Doğu Anadolu’nun halk kültürü ve sözlü edebiyat geleneği, yeni bir romanla edebiyat dünyasına taşınıyor. Lise mezunu, uzun yıllar çobanlık yapmış bir yurttaşımız olan Selahattin Fidan, ilk romanı Zelal ile yöresinin yaşanmış bir olayını Diyarbakır’ın Ergani ilçesinden aldığı ilhamla anlatıyor.
Roman, Bingöl’de bir konser sahnesinde başlıyor. Mezopotamya’nın kadim ezgilerinden beslenen Baran’ın sesiyle büyülenen Zelal’in hikâyesi, yöresel şiveyle ve destansı bir dille okura aktarılıyor. Fidan’ın romanı yalnızca bir aşk hikâyesi değil; aynı zamanda dengbej geleneğinin, halkın ortak hafızasının ve yerel edebiyatın güçlü bir yansıması.

Yazar Selahattin Fidan, kitabına verdiği değeri “altın”la özdeşleştirerek somut bir şekilde ifade etmiş. Zelal’i kuyumcu vitrinine koyarak tanıtım fotoğrafları çeken Fidan, bu romanı hayatının en değerli eseri olarak görüyor. Onun için bu kitap, yalnızca bir yazarlık başarısı değil; aynı zamanda yöresinin sesini, kültürünü ve hikâyesini gelecek kuşaklara taşımanın da gururu.

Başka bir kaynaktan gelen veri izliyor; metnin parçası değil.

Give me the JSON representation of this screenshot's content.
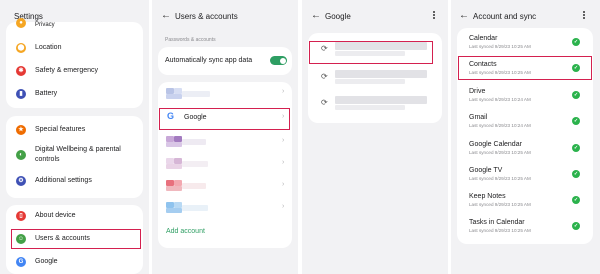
{
  "panel1": {
    "title": "Settings",
    "items": [
      {
        "label": "Privacy",
        "icon": "privacy-icon",
        "color": "#f5a623"
      },
      {
        "label": "Location",
        "icon": "location-icon",
        "color": "#f5a623"
      },
      {
        "label": "Safety & emergency",
        "icon": "safety-icon",
        "color": "#e53935"
      },
      {
        "label": "Battery",
        "icon": "battery-icon",
        "color": "#3f51b5"
      },
      {
        "label": "Special features",
        "icon": "star-icon",
        "color": "#ef6c00"
      },
      {
        "label": "Digital Wellbeing & parental controls",
        "icon": "wellbeing-icon",
        "color": "#43a047"
      },
      {
        "label": "Additional settings",
        "icon": "gear-icon",
        "color": "#3f51b5"
      },
      {
        "label": "About device",
        "icon": "phone-icon",
        "color": "#e53935"
      },
      {
        "label": "Users & accounts",
        "icon": "user-icon",
        "color": "#43a047"
      },
      {
        "label": "Google",
        "icon": "google-icon",
        "color": "#4285f4"
      }
    ]
  },
  "panel2": {
    "title": "Users & accounts",
    "section_label": "Passwords & accounts",
    "auto_sync_label": "Automatically sync app data",
    "auto_sync_on": true,
    "google_label": "Google",
    "add_account_label": "Add account",
    "accent": "#2e9e63"
  },
  "panel3": {
    "title": "Google"
  },
  "panel4": {
    "title": "Account and sync",
    "rows": [
      {
        "title": "Calendar",
        "sub": "Last synced 9/29/23 10:25 AM"
      },
      {
        "title": "Contacts",
        "sub": "Last synced 9/29/23 10:25 AM"
      },
      {
        "title": "Drive",
        "sub": "Last synced 9/29/23 10:24 AM"
      },
      {
        "title": "Gmail",
        "sub": "Last synced 9/29/23 10:24 AM"
      },
      {
        "title": "Google Calendar",
        "sub": "Last synced 9/29/23 10:25 AM"
      },
      {
        "title": "Google TV",
        "sub": "Last synced 9/29/23 10:25 AM"
      },
      {
        "title": "Keep Notes",
        "sub": "Last synced 9/29/23 10:25 AM"
      },
      {
        "title": "Tasks in Calendar",
        "sub": "Last synced 9/29/23 10:25 AM"
      }
    ],
    "check_color": "#2bb24c"
  },
  "highlight_color": "#d4204f"
}
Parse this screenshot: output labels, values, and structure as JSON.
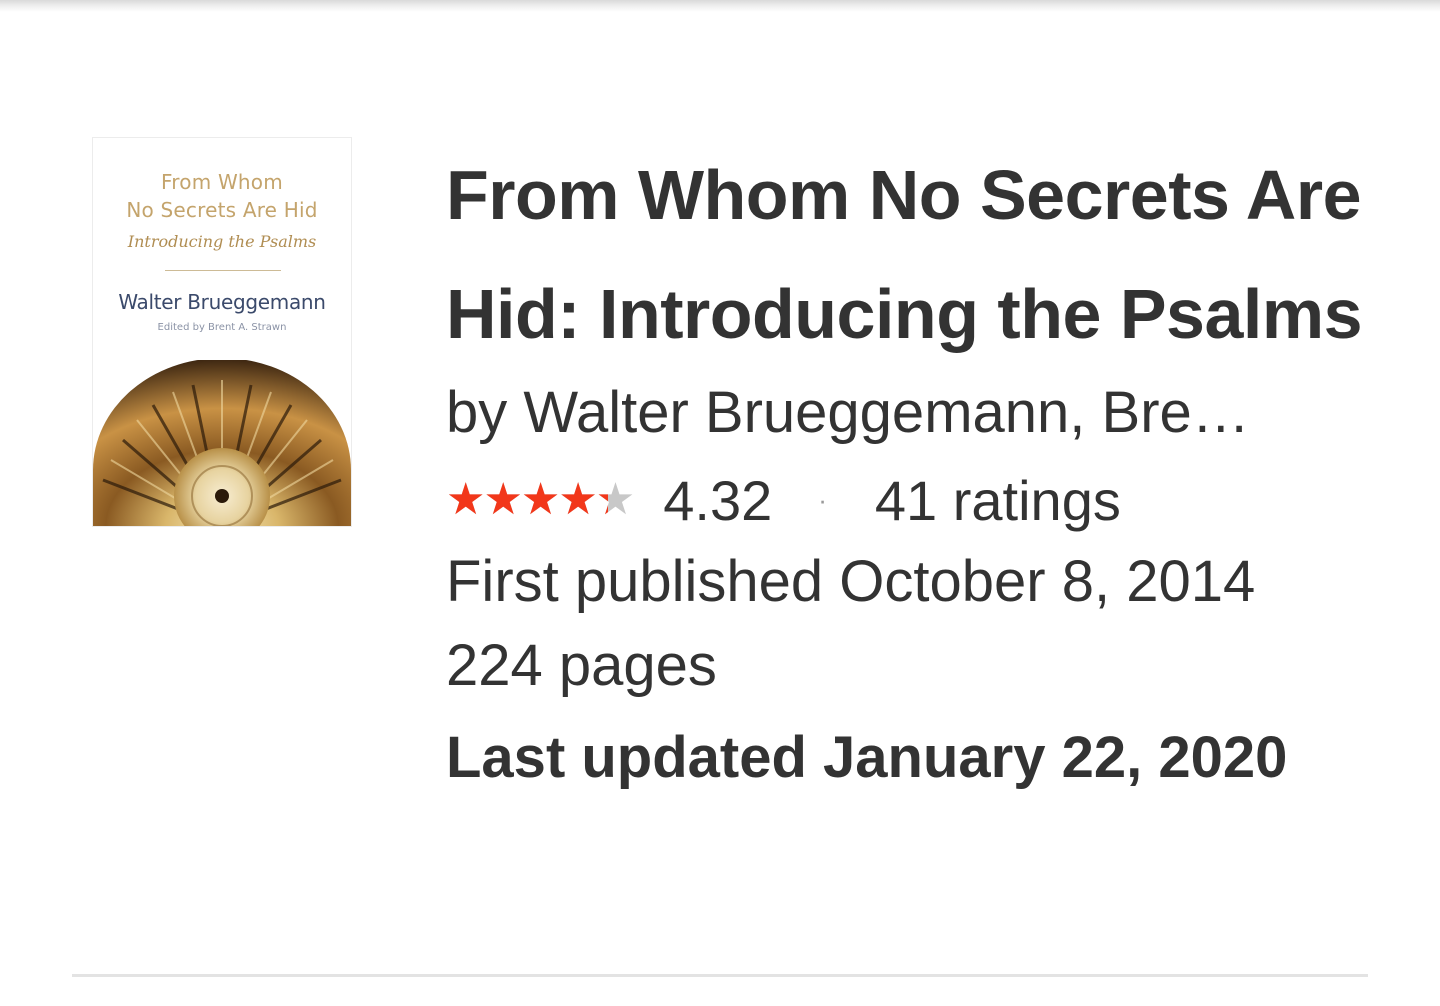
{
  "book": {
    "cover": {
      "title_line1": "From Whom",
      "title_line2": "No Secrets Are Hid",
      "subtitle": "Introducing the Psalms",
      "author": "Walter Brueggemann",
      "editor": "Edited by Brent A. Strawn",
      "accent_color": "#c4a46c"
    },
    "title": "From Whom No Secrets Are Hid: Introducing the Psalms",
    "author_line": "by Walter Brueggemann, Bre…",
    "rating": {
      "stars": "★★★★★",
      "star_fill_fraction": 0.864,
      "star_color": "#f2371a",
      "value": "4.32",
      "separator": "·",
      "count": "41 ratings"
    },
    "first_published": "First published October 8, 2014",
    "pages": "224 pages",
    "last_updated": "Last updated January 22, 2020"
  }
}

Doğu Anadolu’nun edebiyatımıza sunduğu katkı, Fidan’ın romanıyla bir kez daha görünür hale geliyor. Çobanlıktan yazarlığa uzanan bu yolculuk, edebiyatın yalnızca akademik çevrelerin değil, halkın kalbinden doğan bir üretim biçimi olduğunu gösteriyor. Zelal, edebiyatımızın vitrinine yerel bir cevher olarak giriyor.